Windows XP and even early Releases of Windows have a lot of software resources available. Unofficial service packs and various addons like "KernelEx" can allow them to run software much newer than they could otherwise execute due to compatibility constraints. YOu can find something similar for Mac OS; Though I found PowerPC OS X a bit annoying to find software for, Mac Classic seems to have a lot of software packages including the semi-modern "Classilla" browser. In that context we can probably dismiss security concerns because it would pretty much require that the Classic OS be targeted to be appropriately compromised, so it's less of an issue there.
On the note of security considerations, though, I'm going to partly disagree with camerongray here. At least as it applies to end user consumer systems. Servers and corporate workstations should be kept up to date where possible.
(Mind, I also disagree with the quoted user- Aside from the points Cameron made, System Restore was not removed from Windows and still exists in Windows 10 and Malware often infects System Restore anyway.)
That said, In terms of security, I don't think that vulnerable software or exploits are something that a typical end-user is going to need to worry about, as Trojan horse malware has effectively a monopoly in terms of the infection vectors. People get infected through their own stupid decisions, like setting their AV to ignore and running that installer that the guy said was a false positive, or just happily giving full Admin privileges to this executable you downloaded because you want the shiny carrot on a stick that it claims to provide.
Interestingly, Wannacry actually provides a good example of this.
Consider that the Eternal Blue SMBv1 exploit allowed the malware to spread from one infected system to another *on the same LAN* (Not over the Internet, unless you specifically forward ports and stuff... in which case well have fun). This is obviously a massive issue for large corporate networks, (As seen with the NHS in that case) but despite the noise made about how important it is the patch it, the underlying problem- the patient zero- which was infected was almost certainly via more traditional means. Which also stresses the point: regardless of whether a system is patched, it could *still be infected* by Wannacry via more "traditional" approaches, and can then still spread it's infection to other unpatched systems.
>if you're using an unsupported browser because it's the newest version that supports XP then what if there's a remote code execution vulnerability discovered in the browser that allows a webpage to access the underlying OS?
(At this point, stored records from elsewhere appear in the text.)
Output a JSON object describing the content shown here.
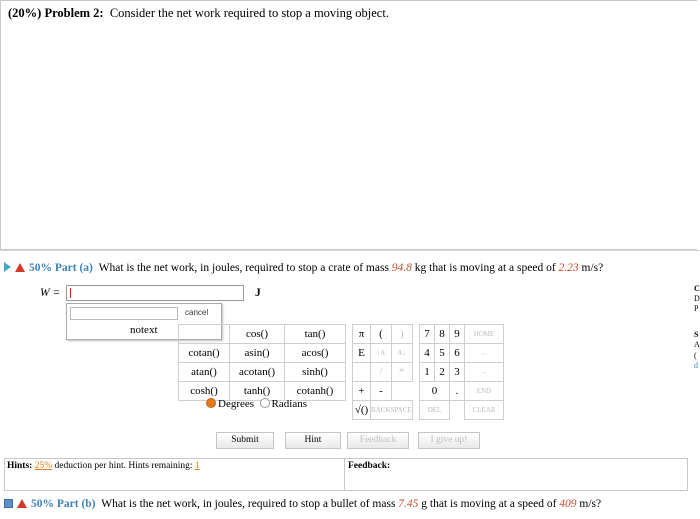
{
  "problem": {
    "prefix": "(20%) Problem 2:",
    "statement": "Consider the net work required to stop a moving object."
  },
  "part_a": {
    "weight": "50%",
    "label": "Part (a)",
    "question_before_mass": "What is the net work, in joules, required to stop a crate of mass",
    "mass": "94.8",
    "mass_unit_text": "kg that is moving at a speed of",
    "speed": "2.23",
    "speed_unit_text": "m/s?",
    "variable": "W",
    "equals": "=",
    "unit": "J",
    "answer_value": ""
  },
  "dropdown": {
    "cancel_label": "cancel",
    "notext_label": "notext"
  },
  "keypad": {
    "functions": [
      [
        "",
        "cos()",
        "tan()"
      ],
      [
        "cotan()",
        "asin()",
        "acos()"
      ],
      [
        "atan()",
        "acotan()",
        "sinh()"
      ],
      [
        "cosh()",
        "tanh()",
        "cotanh()"
      ]
    ],
    "symbols": [
      [
        "π",
        "("
      ],
      [
        "E",
        "↑A"
      ],
      [
        "",
        "/"
      ],
      [
        "+",
        "-"
      ],
      [
        "√()",
        ""
      ]
    ],
    "numbers": [
      [
        "7",
        "8",
        "9",
        "HOME"
      ],
      [
        "4",
        "5",
        "6",
        "←"
      ],
      [
        "1",
        "2",
        "3",
        "→"
      ],
      [
        "",
        "0",
        ".",
        "END"
      ],
      [
        "BACKSPACE",
        "",
        "DEL",
        "CLEAR"
      ]
    ],
    "extra_sym": [
      ")",
      "A↓",
      "*"
    ],
    "degrees_label": "Degrees",
    "radians_label": "Radians"
  },
  "buttons": {
    "submit": "Submit",
    "hint": "Hint",
    "feedback": "Feedback",
    "give_up": "I give up!"
  },
  "hints": {
    "label": "Hints:",
    "percent": "25%",
    "middle": "deduction per hint. Hints remaining:",
    "remaining": "1"
  },
  "feedback": {
    "label": "Feedback:"
  },
  "part_b": {
    "weight": "50%",
    "label": "Part (b)",
    "question_before_mass": "What is the net work, in joules, required to stop a bullet of mass",
    "mass": "7.45",
    "mass_unit_text": "g that is moving at a speed of",
    "speed": "409",
    "speed_unit_text": "m/s?"
  },
  "side_letters": [
    "C",
    "D",
    "P",
    "S",
    "A",
    "(",
    "d"
  ],
  "colors": {
    "accent_blue": "#3b82b8",
    "given_red": "#c44a2a",
    "hint_orange": "#e07a1a"
  }
}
I do not think that dreaming up what-if scenarios is particularly useful. One can presume of course that remote code execution vulnerabilities have been discovered in browsers and therefore they may remain unpatched going forward for an unsupported version. But knowing that, it is fairly easy to take precautions. Realistically, I'd argue that for the most part those precautions should be done generally, because even the latest releases of browsers are going to contain unpublished and unmitigated security exploits which could be being used nefariously. For example, IMO there is zero reason to ever allow Javascript to run on a webpage by default, except for known safe websites (In which case compromising a vulnerable system means compromising the website). Flash and Java are obviously completely out of the question to even be present to be enabled, too. This greatly reduces the attack surface area and removes the primary "drive by download" vectors, or in many cases makes them require some level of user interaction to for example download a compromised EMF file and then view it with a vulnerable viewer.
Another aspect is that while a system does not become less vulnerable over time, it becomes a far less likely target. Windows XP is arguably not "out of the woods" yet, but eventually it will be in the same bucket as things like Windows 95 and 98, which are not just a security sieve but a chute with included instructions, but it is unheard of that anything targets those systems for compromise, as the affected targets would be so low It's not worth it.
At this Stage I'd argue that as far as exploits go, XP is leaving the focus of malware authors who are now moving towards Windows 7 as their primary target as it nears it's Security EOL. of course I still think "as far as exploits go" is a rather small subset. No sense putting in all the effort to exploit a vulnerability or remote code execution when you can just slap your payload into a program that promises something people want. Nowadays you could probably get a good number of "pwned" systems by simply offering trojan backdoors in a 400KB "Read Dead Redemption 2 PC Conversion super compressed by SkIDmArK.exe" or something, telling them it's a false positive in the readme.txt ("why would they lie, I believe them and also want to play this game so IK throw logic out the window"). They run it, it does nothing, and so they figure it just doesn't work. Then a few months later they take their super slow PC in for service and the tech discovers how they got infected- That's right, their Outlook is missing a security update, so that must be what happened. They give some lecture on security updates and send the customer on their way. Who goes home "Now that my PC is fast again I wonder if that PC conversion of Read Dead redemption 2 will run?" And they start it all over again. Or maybe they see a silly doge screensaver.exe that they just have to have or maybe they see some awesome Windows Theme and must have it and must patch their DLLs and such with untrusted, admin-requiring software because they want the theme.
My analogy would be that as important as it is to make sure the castle walls have no easily accessed entry points or weaknesses, there is also no need to design a sophisticated battering ram to get access when the drawbridge attendant trusts everybody.